On 26 June, the court of first instance in Amman upheld an appeal to end the prosecution of JTS members arrested in 2020 for “illegal assembly and inciting hatred” but also upheld the decision to dissolve the syndicate.

Women’s and girls’ rights

In February, the senate amended Article 6 of the constitution to state that Jordanian men and women shall be equal before the law and banned “discrimination between them as regards to their rights and duties on grounds of race, language or religion”. However, no steps were taken to amend legislation or regulations to reflect the constitutional amendment. For example, women continued to require the permission of a male guardian to marry or travel abroad with their children and risked arrest if they fled their homes.

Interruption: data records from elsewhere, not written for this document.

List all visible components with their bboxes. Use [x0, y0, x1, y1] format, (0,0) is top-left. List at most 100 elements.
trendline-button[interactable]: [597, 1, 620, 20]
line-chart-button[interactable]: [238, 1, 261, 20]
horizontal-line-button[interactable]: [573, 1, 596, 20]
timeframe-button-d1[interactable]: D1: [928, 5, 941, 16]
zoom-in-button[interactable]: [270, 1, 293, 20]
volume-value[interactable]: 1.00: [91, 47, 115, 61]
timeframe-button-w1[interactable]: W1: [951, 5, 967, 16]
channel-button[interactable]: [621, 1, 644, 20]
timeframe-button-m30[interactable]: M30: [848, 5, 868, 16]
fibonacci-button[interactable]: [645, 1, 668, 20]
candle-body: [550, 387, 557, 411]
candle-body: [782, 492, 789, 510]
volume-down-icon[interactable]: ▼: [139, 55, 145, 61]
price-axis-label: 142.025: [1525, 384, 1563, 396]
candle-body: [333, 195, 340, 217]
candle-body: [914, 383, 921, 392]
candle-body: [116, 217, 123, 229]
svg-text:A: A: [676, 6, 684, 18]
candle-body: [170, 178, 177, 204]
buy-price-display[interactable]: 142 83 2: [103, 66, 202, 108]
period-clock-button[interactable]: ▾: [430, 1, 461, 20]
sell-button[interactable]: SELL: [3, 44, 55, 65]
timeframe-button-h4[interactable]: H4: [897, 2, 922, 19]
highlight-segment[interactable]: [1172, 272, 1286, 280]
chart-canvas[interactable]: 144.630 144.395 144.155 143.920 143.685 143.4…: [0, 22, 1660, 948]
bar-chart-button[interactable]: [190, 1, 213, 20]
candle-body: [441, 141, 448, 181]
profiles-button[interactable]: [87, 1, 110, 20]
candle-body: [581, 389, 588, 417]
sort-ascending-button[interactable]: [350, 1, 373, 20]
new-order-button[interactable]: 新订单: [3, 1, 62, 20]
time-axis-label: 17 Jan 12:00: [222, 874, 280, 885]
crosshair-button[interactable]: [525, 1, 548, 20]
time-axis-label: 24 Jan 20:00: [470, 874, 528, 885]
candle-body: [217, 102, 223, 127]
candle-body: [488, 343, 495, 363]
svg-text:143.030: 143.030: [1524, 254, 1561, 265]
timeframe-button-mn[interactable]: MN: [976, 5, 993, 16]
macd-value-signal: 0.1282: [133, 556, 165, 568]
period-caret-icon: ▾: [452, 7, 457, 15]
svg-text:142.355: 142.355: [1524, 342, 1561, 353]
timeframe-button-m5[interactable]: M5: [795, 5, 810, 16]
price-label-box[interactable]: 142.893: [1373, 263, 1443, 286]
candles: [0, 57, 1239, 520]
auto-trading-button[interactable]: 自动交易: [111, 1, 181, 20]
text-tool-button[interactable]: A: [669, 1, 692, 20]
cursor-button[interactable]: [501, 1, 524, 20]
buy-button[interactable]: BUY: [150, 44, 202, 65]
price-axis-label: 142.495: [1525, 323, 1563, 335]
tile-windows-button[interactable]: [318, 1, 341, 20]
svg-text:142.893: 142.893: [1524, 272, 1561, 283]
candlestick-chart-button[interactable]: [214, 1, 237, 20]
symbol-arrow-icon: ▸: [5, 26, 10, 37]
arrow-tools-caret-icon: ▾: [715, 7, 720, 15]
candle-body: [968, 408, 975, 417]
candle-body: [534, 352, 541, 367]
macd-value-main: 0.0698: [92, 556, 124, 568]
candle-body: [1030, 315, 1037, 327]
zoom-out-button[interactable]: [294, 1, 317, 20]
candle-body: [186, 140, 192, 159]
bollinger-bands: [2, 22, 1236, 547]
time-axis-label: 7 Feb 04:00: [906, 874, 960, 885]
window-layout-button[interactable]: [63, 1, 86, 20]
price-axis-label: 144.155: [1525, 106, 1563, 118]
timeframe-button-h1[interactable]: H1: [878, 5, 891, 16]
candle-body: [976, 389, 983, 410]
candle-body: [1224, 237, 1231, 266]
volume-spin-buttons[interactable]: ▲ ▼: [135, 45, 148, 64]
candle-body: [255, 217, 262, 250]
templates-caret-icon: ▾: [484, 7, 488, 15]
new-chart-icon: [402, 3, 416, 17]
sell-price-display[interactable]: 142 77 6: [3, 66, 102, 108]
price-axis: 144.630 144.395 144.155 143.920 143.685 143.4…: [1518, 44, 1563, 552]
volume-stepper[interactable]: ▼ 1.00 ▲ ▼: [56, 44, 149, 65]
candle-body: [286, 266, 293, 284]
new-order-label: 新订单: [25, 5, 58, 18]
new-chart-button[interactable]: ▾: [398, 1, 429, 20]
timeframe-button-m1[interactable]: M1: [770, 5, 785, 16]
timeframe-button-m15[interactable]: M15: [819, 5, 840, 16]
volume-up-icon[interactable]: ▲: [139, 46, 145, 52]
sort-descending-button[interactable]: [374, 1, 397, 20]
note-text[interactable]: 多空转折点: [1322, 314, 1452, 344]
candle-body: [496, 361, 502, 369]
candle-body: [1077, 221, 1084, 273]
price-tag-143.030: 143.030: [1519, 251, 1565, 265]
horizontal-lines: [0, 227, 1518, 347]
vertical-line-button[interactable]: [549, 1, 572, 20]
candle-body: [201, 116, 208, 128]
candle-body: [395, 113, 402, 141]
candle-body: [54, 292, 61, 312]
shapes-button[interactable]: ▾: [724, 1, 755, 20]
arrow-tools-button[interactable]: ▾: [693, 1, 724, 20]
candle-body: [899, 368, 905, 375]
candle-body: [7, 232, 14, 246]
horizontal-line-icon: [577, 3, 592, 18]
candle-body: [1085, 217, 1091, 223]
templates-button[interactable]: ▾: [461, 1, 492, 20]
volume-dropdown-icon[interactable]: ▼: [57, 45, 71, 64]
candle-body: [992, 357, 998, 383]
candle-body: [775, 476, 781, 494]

Women and girls continued to be subjected to gender-based violence, and authorities failed to adequately investigate such crimes or strengthen protection against them. A local organization reported the murder of 11 women and girls, including five killed by family members. The Law on Protection from Domestic Violence of 2008 fails to include a definition of gender-based violence or criminalize marital rape and other forms of violence such as economic and psychological abuse, and it excludes former spouses and unmarried partners from the definition of “family members”.

Refugees’ and migrants’ rights

As of 30 September, according to UNHCR, the UN refugee agency, Jordan was hosting 676,606 Syrian, 65,818 Iraqi, 12,957 Yemeni, 5,522 Sudanese and 650 Somali refugees. It was also hosting 2 million Palestinian refugees registered with the UN Relief and Works Agency.

All refugees in Jordan had limited access to essential services such as water and sanitation, education and healthcare due to insufficient funding for the UN and its implementing partners and international organizations, as well as limited national resources. Organizations trying to obtain approval for aid projects targeting Yemeni, Iraqi, Sudanese or Somali refugees faced even greater obstacles.

In January, UNHCR announced that the authorities had granted 62,000 work permits to Syrian refugees, the highest number issued since 2016 when work permits for Syrian refugees were introduced.

Failure to tackle climate crisis

The government did not announce a new NDC; in 2021, it had raised its macroeconomic greenhouse gas emission reduction target from 14% to 31% by 2030.